I will say out loud right now that I currently wear a size 16 so I can speak as someone who wears a size in the category that she’s speaking about. I have worn larger sizes in my life as well. At my heaviest I was probably wearing a size 20. At my smallest, a size 10. Yes, it sucks to not be able to find cute clothes in larger sizes. I have long believed that companies who make clothing in these sizes just need to make larger versions of current fashion trends. Being bigger doesn’t mean we want to wear crazy prints, we just want to wear things that all women want to wear. I’m all for a woman being able to walk into a store and find cute clothes no matter what size she is. I agree with McCarthy in that women shouldn’t be made to feel that they’re not worthy just because they are heavy.
This whole “plus size” thing came up in some complaints about Old Navy recently. I don’t really get the outrage over the term, or even about the clothes being in a different part of the store. I don’t enjoy shopping, and I usually don’t have a lot of time to shop. I am plus sized, and I don’t let that label define me. But, I do like to be able to identify whether or not a store carries clothing in my size, and I like to be able to locate it in the store quickly. So, I really don’t care what a clothing line wants to call me, or where they put me in the store. Just make comfortable, cute clothes, and let me know where I can find them.
In reading comments on the stories about this clothing line, there are two issues I see popping up. One is that she only goes down to a size four. There are a lot of very small women out there who have just as much trouble finding clothes to fit them as larger women. Why not go down even smaller if your goal is to incorporate all women? I’m sure there are reasons not to, but it does seem a bit odd. The other issue is the price tag. From all reports these clothes are pricey. Your clothes can fit all women, but if they’re in a price rage that a majority can afford, it’s not really going to matter. Maybe more people can afford it than I think.
Here’s where I might lose you in this conversation.

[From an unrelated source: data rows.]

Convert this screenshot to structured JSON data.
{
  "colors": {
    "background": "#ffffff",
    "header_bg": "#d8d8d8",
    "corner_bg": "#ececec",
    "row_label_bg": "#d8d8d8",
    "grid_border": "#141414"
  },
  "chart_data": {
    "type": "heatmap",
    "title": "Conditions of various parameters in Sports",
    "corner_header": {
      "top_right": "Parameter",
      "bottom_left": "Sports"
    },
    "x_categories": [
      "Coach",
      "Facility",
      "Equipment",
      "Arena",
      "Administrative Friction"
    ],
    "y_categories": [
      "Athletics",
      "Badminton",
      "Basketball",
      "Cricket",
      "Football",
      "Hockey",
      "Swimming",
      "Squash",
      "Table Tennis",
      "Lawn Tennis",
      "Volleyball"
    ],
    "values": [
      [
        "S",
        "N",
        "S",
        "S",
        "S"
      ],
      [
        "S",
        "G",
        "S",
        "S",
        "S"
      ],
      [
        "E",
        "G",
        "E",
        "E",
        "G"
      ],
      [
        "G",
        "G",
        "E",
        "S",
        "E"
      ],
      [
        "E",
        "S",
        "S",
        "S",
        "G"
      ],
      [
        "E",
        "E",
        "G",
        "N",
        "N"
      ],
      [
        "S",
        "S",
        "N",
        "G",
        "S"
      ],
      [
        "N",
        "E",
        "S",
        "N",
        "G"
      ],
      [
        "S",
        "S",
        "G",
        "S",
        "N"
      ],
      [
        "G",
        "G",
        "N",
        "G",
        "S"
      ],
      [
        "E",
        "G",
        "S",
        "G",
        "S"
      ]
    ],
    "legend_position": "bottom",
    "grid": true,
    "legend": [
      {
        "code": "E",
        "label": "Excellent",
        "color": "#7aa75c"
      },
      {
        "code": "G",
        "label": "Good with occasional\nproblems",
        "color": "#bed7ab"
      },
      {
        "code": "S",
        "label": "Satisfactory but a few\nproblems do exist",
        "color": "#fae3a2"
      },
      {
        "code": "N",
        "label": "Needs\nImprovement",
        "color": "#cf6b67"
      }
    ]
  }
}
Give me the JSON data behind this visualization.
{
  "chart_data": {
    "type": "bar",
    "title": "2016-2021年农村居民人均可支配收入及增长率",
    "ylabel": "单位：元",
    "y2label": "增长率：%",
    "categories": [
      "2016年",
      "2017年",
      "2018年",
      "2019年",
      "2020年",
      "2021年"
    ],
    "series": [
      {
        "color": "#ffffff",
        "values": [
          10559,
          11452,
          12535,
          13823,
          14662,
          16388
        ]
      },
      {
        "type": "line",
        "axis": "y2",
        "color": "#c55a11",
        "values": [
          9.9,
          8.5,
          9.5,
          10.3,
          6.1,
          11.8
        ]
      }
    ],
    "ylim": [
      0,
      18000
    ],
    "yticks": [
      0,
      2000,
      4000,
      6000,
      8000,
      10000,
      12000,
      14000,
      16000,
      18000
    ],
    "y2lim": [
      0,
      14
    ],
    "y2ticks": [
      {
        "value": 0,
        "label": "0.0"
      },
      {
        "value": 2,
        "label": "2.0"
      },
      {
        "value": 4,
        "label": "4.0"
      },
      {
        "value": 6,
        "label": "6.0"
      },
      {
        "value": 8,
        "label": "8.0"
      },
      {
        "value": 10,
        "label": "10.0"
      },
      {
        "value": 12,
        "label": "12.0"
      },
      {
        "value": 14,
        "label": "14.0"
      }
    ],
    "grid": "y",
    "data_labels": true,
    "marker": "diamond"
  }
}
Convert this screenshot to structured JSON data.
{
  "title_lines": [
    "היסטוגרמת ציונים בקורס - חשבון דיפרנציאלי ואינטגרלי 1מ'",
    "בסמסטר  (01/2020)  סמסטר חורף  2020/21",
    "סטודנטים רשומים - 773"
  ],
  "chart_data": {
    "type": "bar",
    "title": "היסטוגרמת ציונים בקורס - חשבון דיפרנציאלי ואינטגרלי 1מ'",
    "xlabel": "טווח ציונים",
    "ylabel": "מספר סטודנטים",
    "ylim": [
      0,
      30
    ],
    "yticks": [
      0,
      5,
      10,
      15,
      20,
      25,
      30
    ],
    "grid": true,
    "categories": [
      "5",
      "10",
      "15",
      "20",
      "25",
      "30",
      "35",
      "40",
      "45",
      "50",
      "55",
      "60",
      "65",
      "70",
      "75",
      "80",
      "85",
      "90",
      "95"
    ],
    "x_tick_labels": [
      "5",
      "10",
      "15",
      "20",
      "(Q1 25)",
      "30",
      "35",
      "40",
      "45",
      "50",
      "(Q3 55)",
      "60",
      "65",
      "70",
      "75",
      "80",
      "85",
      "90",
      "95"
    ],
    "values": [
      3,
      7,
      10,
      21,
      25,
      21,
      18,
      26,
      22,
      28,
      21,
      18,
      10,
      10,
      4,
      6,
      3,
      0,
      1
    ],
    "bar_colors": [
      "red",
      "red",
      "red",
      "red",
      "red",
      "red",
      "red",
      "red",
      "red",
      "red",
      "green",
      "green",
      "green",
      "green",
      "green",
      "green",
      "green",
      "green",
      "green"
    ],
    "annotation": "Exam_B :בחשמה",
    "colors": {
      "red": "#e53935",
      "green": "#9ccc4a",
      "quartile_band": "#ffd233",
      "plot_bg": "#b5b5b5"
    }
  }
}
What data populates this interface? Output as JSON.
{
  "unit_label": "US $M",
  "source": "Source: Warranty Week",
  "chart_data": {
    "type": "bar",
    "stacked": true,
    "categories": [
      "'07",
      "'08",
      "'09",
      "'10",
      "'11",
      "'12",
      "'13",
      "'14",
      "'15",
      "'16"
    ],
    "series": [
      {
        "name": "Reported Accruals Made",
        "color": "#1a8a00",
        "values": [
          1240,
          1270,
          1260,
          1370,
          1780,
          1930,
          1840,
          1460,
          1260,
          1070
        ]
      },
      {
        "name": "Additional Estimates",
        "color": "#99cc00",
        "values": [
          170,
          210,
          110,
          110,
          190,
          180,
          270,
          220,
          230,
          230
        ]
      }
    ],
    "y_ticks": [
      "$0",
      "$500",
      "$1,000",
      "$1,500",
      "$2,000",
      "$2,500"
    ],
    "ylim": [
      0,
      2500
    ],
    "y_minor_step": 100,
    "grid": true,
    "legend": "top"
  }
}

I am 100% in favor of women of all sizes being able to find clothes that fit them well, and make them feel beautiful. That is something we should all have. But I just can’t shake her statement in this story that 70% of women in the US wear a size 14 or larger. If that is accurate, and I suspect that it is, then we are in trouble. I want to feel good at a size 20 or a size 10, and I shouldn’t be shamed at either end, or anywhere in between. My worth is not defined by my weight, but there is a fine line between acceptance and denial. I can accept and love myself at my current size, while understanding that this size could kill me. So while I’m all about self love, I fear that we are also beginning to ignore the fact that we are killing ourselves with food while telling everyone that they need to change things to accommodate our dangerous habits.
So what do you think? Is the body acceptance movement doing more harm than good? Is it causing us to go into a state of denial about our health?